Dodge owners have been in an uproar in recent days over a dealership's treatment of a Dodge Challenger SRT Demon 170 customer. In short, it looks like the dealer sold the car out from under an active-duty servicemember while they were deployed, defamed him, and then lied to Dodge about what it had done. Don't worry, things end well, but the path to this happy ending is a shining example of why car dealers are so widely distrusted.
The story begins at Mac Haik Dodge in Flowood, Mississippi. Previously, we have covered the Mac Haik dealer network for its price-gouging on limited-run performance cars like the Chevy Corvette Z06. With the Dodge Challenger exiting production, and the 1,025-horsepower SRT Demon 170 sending it off, Mac Haik evidently expected a payday from the strictly limited-edition Challenger.

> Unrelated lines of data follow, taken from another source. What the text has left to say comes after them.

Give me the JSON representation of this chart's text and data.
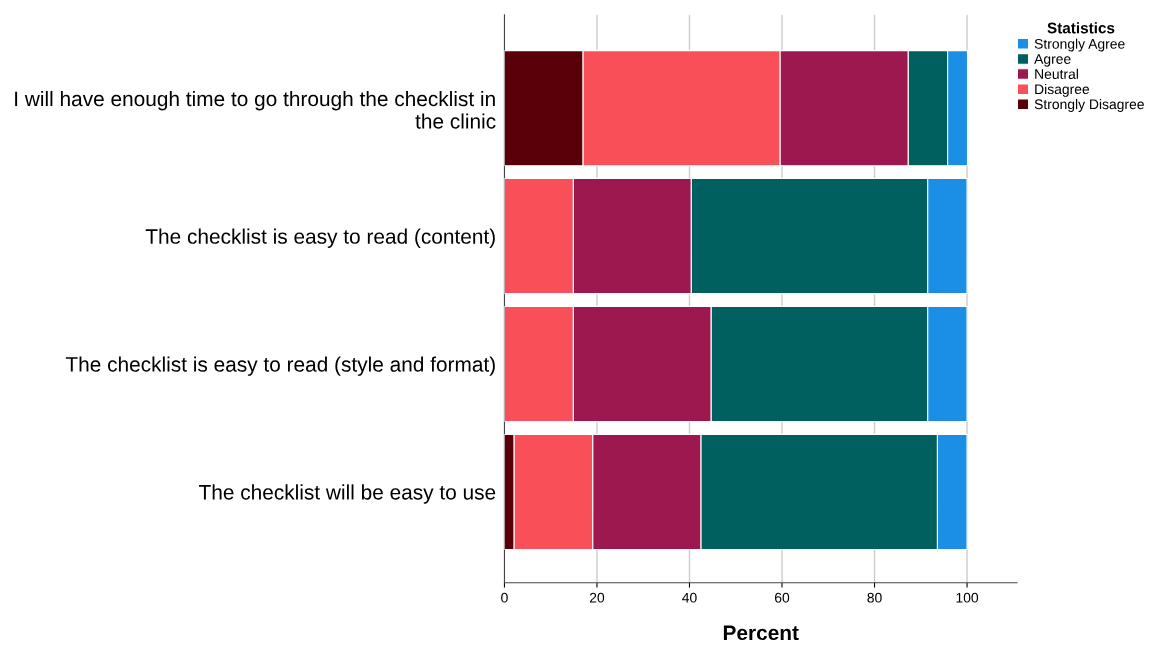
{
  "chart_data": {
    "type": "bar",
    "orientation": "horizontal",
    "stacked": true,
    "xlabel": "Percent",
    "legend_title": "Statistics",
    "legend": "top right",
    "categories": [
      "I will have enough time to go through the checklist in\nthe clinic",
      "The checklist is easy to read (content)",
      "The checklist is easy to read (style and format)",
      "The checklist will be easy to use"
    ],
    "series": [
      {
        "name": "Strongly Disagree",
        "color": "#5a0008",
        "values": [
          17.0,
          null,
          null,
          2.1
        ]
      },
      {
        "name": "Disagree",
        "color": "#f94f58",
        "values": [
          42.6,
          14.9,
          14.9,
          17.0
        ]
      },
      {
        "name": "Neutral",
        "color": "#9e1850",
        "values": [
          27.7,
          25.5,
          29.8,
          23.4
        ]
      },
      {
        "name": "Agree",
        "color": "#005f5f",
        "values": [
          8.5,
          51.1,
          46.8,
          51.1
        ]
      },
      {
        "name": "Strongly Agree",
        "color": "#1b8fe6",
        "values": [
          4.3,
          8.5,
          8.5,
          6.4
        ]
      }
    ],
    "xlim": [
      0,
      110.8
    ],
    "xticks": [
      0,
      20,
      40,
      60,
      80,
      100
    ],
    "grid": "x"
  }
}
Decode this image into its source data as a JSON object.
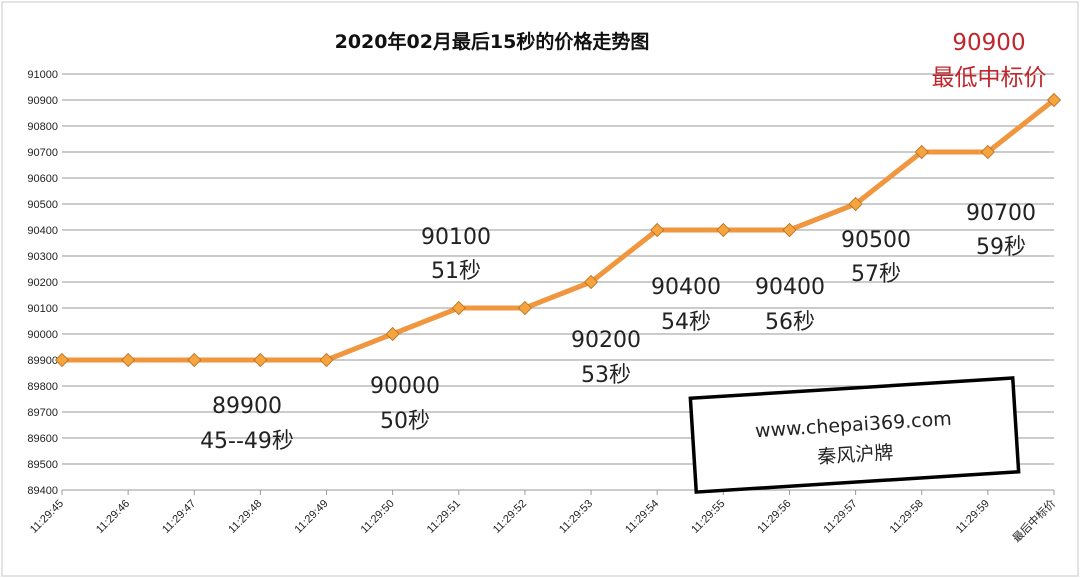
{
  "chart_data": {
    "type": "line",
    "title": "2020年02月最后15秒的价格走势图",
    "categories": [
      "11:29:45",
      "11:29:46",
      "11:29:47",
      "11:29:48",
      "11:29:49",
      "11:29:50",
      "11:29:51",
      "11:29:52",
      "11:29:53",
      "11:29:54",
      "11:29:55",
      "11:29:56",
      "11:29:57",
      "11:29:58",
      "11:29:59",
      "最后中标价"
    ],
    "series": [
      {
        "values": [
          89900,
          89900,
          89900,
          89900,
          89900,
          90000,
          90100,
          90100,
          90200,
          90400,
          90400,
          90400,
          90500,
          90700,
          90700,
          90900
        ]
      }
    ],
    "ylim": [
      89400,
      91000
    ],
    "yticks": [
      89400,
      89500,
      89600,
      89700,
      89800,
      89900,
      90000,
      90100,
      90200,
      90300,
      90400,
      90500,
      90600,
      90700,
      90800,
      90900,
      91000
    ],
    "grid": true,
    "line_color": "#f0963e",
    "marker_color": "#f5a43e",
    "annotations": [
      {
        "lines": [
          "90900",
          "最低中标价"
        ],
        "color": "#c0262d"
      },
      {
        "lines": [
          "90100",
          "51秒"
        ]
      },
      {
        "lines": [
          "90200",
          "53秒"
        ]
      },
      {
        "lines": [
          "90400",
          "54秒"
        ]
      },
      {
        "lines": [
          "90400",
          "56秒"
        ]
      },
      {
        "lines": [
          "90500",
          "57秒"
        ]
      },
      {
        "lines": [
          "90700",
          "59秒"
        ]
      },
      {
        "lines": [
          "90000",
          "50秒"
        ]
      },
      {
        "lines": [
          "89900",
          "45--49秒"
        ]
      }
    ]
  },
  "stamp": {
    "line1": "www.chepai369.com",
    "line2": "秦风沪牌"
  }
}
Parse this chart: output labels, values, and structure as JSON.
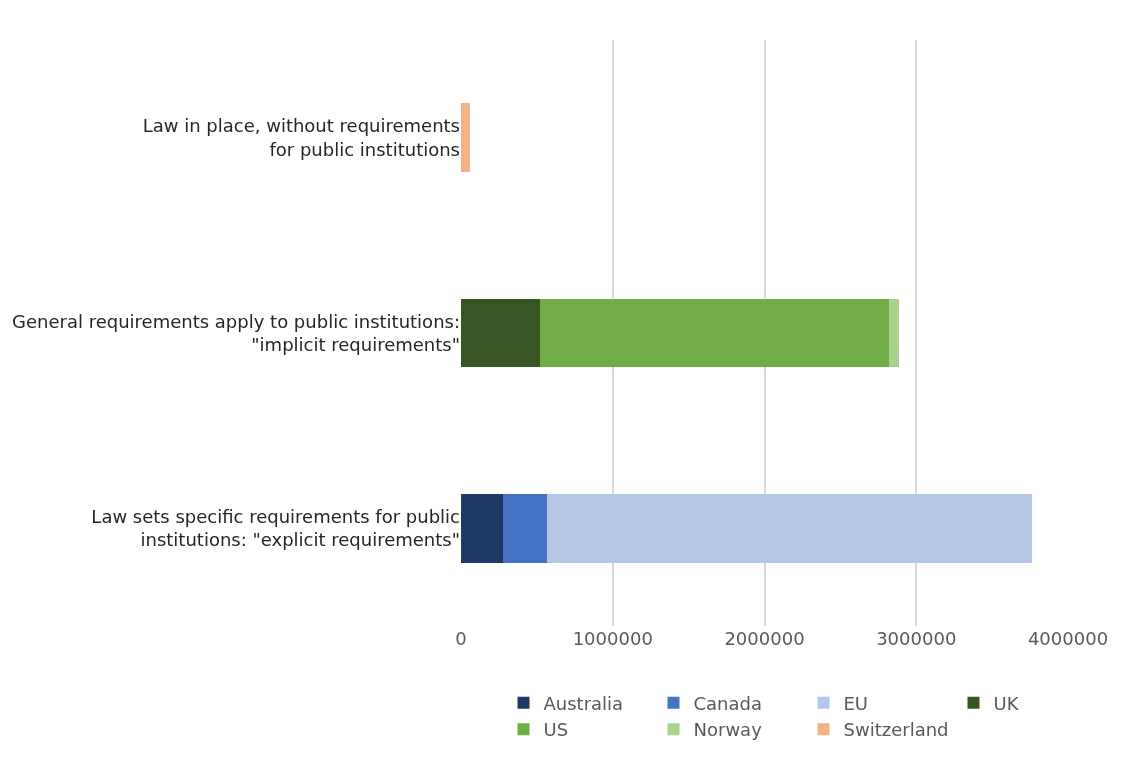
{
  "chart_data": {
    "type": "bar",
    "orientation": "horizontal",
    "stacked": true,
    "categories": [
      "Law in place, without requirements\nfor public institutions",
      "General requirements apply to public institutions:\n\"implicit requirements\"",
      "Law sets specific requirements for public\ninstitutions: \"explicit requirements\""
    ],
    "series": [
      {
        "name": "Australia",
        "color": "#203864",
        "values": [
          null,
          null,
          280000
        ]
      },
      {
        "name": "Canada",
        "color": "#4472c4",
        "values": [
          null,
          null,
          285000
        ]
      },
      {
        "name": "EU",
        "color": "#b4c7e7",
        "values": [
          null,
          null,
          3200000
        ]
      },
      {
        "name": "UK",
        "color": "#375623",
        "values": [
          null,
          520000,
          null
        ]
      },
      {
        "name": "US",
        "color": "#70ad47",
        "values": [
          null,
          2300000,
          null
        ]
      },
      {
        "name": "Norway",
        "color": "#a9d18e",
        "values": [
          null,
          65000,
          null
        ]
      },
      {
        "name": "Switzerland",
        "color": "#f4b183",
        "values": [
          60000,
          null,
          null
        ]
      }
    ],
    "xlim": [
      0,
      4000000
    ],
    "xticks": [
      0,
      1000000,
      2000000,
      3000000,
      4000000
    ],
    "grid": "x",
    "legend": "bottom"
  }
}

As outlined in videos from drama YouTuber "Butter Da Insider" and a story from StellPower, Mac Haik in Flowood took an order for a Demon 170 in F8 Green from an unnamed servicemember at a $50,000 markup. One video includes a photo of a Monroney sticker with a blurred-out name, alleged to belong to the servicemember who ordered the car. Their Challenger was scheduled to be delivered while they were overseas, so they reportedly arranged to have it picked up by family members this month.
At some point though, this same Mac Haik franchise allegedly promised another Demon 170 customer a car in Triple Nickel. But that car had allegedly been sold to someone else already, so when this customer showed up after driving eight hours to see the car, the dealer offered them the pending-delivery F8 Green car for more than what the servicemember agreed to pay. A deal was struck, and the happy new owner went to Facebook to share their excitement for their new purchase. However, the servicemember who originally ordered the car was in the group where this boast was shared, and the two quickly figured out what had happened.
When this story spread, it appears Mac Haik employees tried to do some damage control—poorly. Screenshots allegedly taken in the private Facebook group where much of this unfolded show William LaGrange, the general manager of a Mac Haik Chrysler franchise in Texas, denying many of these allegations. He claimed no such car was ever ordered in the servicemember's name (even though a Monroney suggesting such has been shared online), and accused the F8 Green's intended original recipient of lying about being in the military. The YouTuber who shared images of LaGrange's comments says Mac Haik employees told them that they've been instructed to let this all blow over.
But at some point, the news made its way to Dodge CEO Tim Kuniskis, whom StellPower reports reached out to both parties for their versions of the story. The dealer reportedly claimed to have smoothed everything over, but the servicemember contested this, reportedly saying they were not offered an acceptable resolution.
Unfortunately, this all went down after the Challenger had exited production; it wasn't possible to build a new car to replace the one that had been ordered. No cars across the nation's inventory matched the ordered spec, either. The customer who unknowingly bought the F8 Green car arranged to return it to Mac Haik, but with some miles now on it, it wasn't the car the servicemember paid for.
Still, this story has a happy ending. Dodge held on to 40 Demon 170s to reward its top dealers with, but it plucked one Pitch Black example from the batch. It'll be sent through Dodge's Jailbreak program, repainted F8 Green in factory quality, and built to match the original spec the servicemember ordered. This will all be done at no charge, and the car will be sold at MSRP. On top of that, Jay Leno will handle the delivery ceremony at his garage. All's well that ends well in the "brotherhood of muscle."
"Many other owners and the guy who purchased my original vehicle have reached out and offered their own solutions," the servicemember told StellPower. "I've had many people offer up their own cars to me for purchase. The guy who purchased mine even offered to spend more money to buy another one if I wanted to buy mine from him. The brotherhood is real."
"All those options were well received, and I was grateful for everyone’s willingness to help but it wasn't on them to fix. It should have been on the dealership to fix."